Published on 17 November 2016
Updated on 05 April 2024

Some takeaways from the Internet & Jurisdiction Conference, held in Paris, France, from 14 to 16 November 2016

The transborder nature of the Internet has posed considerable challenges to the territorially based concept of national jurisdictions. There is a mismatch between the global Internet infrastructure, which naturally cuts across borders, and the plurality of legal approaches that countries adopt with regard to issues such as content removal and access to personal data. Conflicts of jurisdiction could contribute to the fragmentation of the Internet, as recognised by the report commissioned by the World Economic Forum. In 2014, participants of the Global Multistakeholder Meeting on the Future of Internet Governance (NETmundial), urged the prioritisation of jurisdiction as a key topic for discussion in years to come.

In this context, the international conference organised by Internet & Jurisdiction (I&J), the global multistakeholder policy network addressing the tension between the cross-border Internet and national jurisdictions, was timely. Discussions clustered around three parallel workstreams: data, content, and domain names. The first examined cross-border requests for access to personal data. How to harmonise them with data protection was discussed, as well as the criteria that could possibly be used to fix jurisdiction, such as nationality or residency of the user, for example. The second workstream discussed procedures to enable authorised public authorities to request the removal of illegal content hosted in foreign countries. The third focused on cross-border requests for domain name suspension, which usually aim to make a website unavailable, based on the alleged illegality of its content or activities.  A background paper produced by I&J as an input to the conference proposed questions to be discussed in each of the workstreams.

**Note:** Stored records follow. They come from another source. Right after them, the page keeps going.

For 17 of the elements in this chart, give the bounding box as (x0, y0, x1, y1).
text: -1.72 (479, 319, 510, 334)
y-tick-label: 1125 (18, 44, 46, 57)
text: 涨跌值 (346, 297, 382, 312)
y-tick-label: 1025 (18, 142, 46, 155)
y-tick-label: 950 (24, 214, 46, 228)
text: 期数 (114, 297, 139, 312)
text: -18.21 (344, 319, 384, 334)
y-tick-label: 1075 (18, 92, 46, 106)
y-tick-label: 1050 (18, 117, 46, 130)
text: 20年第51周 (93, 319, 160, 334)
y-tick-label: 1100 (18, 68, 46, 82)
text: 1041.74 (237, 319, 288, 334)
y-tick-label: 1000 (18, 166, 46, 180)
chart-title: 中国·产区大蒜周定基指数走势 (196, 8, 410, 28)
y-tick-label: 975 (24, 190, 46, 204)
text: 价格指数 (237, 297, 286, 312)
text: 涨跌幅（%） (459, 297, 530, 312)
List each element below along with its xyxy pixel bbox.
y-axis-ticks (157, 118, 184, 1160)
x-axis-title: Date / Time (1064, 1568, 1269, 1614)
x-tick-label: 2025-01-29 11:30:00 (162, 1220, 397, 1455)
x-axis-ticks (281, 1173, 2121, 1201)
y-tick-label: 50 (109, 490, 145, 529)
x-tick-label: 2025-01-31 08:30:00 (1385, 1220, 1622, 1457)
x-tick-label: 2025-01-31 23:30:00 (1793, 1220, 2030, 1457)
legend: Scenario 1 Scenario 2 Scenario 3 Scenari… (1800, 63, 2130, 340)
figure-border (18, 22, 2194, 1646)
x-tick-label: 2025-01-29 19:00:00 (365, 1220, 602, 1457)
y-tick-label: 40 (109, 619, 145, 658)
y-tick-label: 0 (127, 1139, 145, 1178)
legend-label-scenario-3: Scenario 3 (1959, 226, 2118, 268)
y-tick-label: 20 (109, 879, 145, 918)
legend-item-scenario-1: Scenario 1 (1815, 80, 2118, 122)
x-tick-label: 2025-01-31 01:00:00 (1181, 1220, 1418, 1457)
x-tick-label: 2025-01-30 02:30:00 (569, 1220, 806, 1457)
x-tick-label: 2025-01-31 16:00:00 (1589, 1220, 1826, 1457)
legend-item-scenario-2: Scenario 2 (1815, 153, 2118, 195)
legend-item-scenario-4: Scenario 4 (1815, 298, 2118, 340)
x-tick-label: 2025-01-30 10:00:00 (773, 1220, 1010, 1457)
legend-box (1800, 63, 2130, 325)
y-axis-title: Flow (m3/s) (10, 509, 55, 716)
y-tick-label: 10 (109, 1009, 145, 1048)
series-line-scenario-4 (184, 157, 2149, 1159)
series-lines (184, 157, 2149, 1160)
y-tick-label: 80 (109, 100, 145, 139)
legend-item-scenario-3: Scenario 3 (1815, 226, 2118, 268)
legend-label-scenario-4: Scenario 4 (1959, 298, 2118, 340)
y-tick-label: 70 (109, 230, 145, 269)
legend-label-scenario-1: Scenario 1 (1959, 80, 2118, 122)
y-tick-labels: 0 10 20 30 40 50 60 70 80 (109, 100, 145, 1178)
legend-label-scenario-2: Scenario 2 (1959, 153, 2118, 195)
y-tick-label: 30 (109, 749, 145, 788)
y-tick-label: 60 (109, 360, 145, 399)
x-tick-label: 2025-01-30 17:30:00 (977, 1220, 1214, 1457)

Although all discussions took place under Chatham House rules (i.e., information disclosed during the conference may be reported by those present, but the source of that information may not be explicitly or implicitly identified), it is possible to share some personal impressions and takeaways.
In the workstream dedicated to domain name suspension, industry self-regulation and the harmonisation of practices seem to be a lightweight manner by which to approach the topic. Identifying best practices and shared norms of behaviour and agreeing on harmonised industry responses seem preferable to governmental regulation. Nevertheless, some governments expressed the opinion that inactivity from the domain name industry would leave them no other option but to start an international negotiation process on jurisdiction issues, one that would appease the concerns expressed to them at national level.
Despite the perceived need for better coordination, dialogue among private actors in the domain industry is still incipient when it comes to issues related to jurisdiction. Generic top-level domain (gTLD) operators explained their respective company’s approach when confronted with domain suspension requests – usually following the rules established on their terms of service (ToS). This revealed different procedures and thresholds when it comes to evaluating the merits of a particular request. Dialogue is even more scant between gTLD operators and country code top-level domain (ccTLD) operators.
Several participants remarked that the reasons that can motivate a domain name suspension request are still not neatly defined. Some believed that domain name suspension is an extreme measure that is justified only if a very high threshold of illegal or objectionable activity is met, such as abuse of the domain name system (DNS) itself (e.g. phishing, malware, support for botnets), or when the primary purpose of the site is to support an activity globally recognised as harmful, such as child abuse. Nevertheless, some participants argued that protecting intellectual property should be one of the triggers of domain suspension requests. Industry actors mentioned that the definition of abuse in the context of the Internet Corporation for Assigned Names and Numbers (ICANN) is still not sufficiently clear.
Several forums were mentioned as spaces in which dialogue could continue and be strengthened, such as the Internet Governance Forum (IGF) or ICANN. The last option seemed to have rallied considerable support, especially if domain suspension is discussed in a more informal manner, such as in ICANN’s recently created high-interest sessions.
One view that seemed to emerge from all workstreams was that a common lexicon that facilitates dialogue among stakeholders is necessary. The domain name industry remarked, for example, that it receives domain name suspension requests that do not necessarily want to achieve the removal of every website under a gTLD, but just one problematic page. However, when a domain is taken down, requesters need to know that it actually means removing every website and every e-mail account associated with that domain. A more correct way of proceeding, in this case, would be to present a website removal request to the web hosting provider. But a lack of technical knowledge of how the Internet works leads to mis-targeted requests.  The harmonisation of requests was also deemed important. This could be achieved through the development of standardised forms that clearly indicate the necessary information to be included by the requesters.
A second view from all workstreams was that dialogue on jurisdiction needs to be multistakeholder and include all interested actors. In many cases, governments and the industry engage in dialogue that excludes all other actors. This increases the threats to individuals’ rights.  The need for more transparency was also mentioned in all discussions; however, there seemed to be no agreement with regard to concrete measures to enhance it. For example, while transparency reports about take-down requests are increasingly being adopted by content platforms, the domain name industry is still reluctant to commit to them, arguing that they would present an unbearable burden on small operators.
A final consensus that emerged from the conference was that further dialogue, research, and financial and human resources need to be dedicated to finding solutions that could reconcile jurisdiction and the Internet. Neither territoriality nor the borderless digital world seem to be going away anytime soon.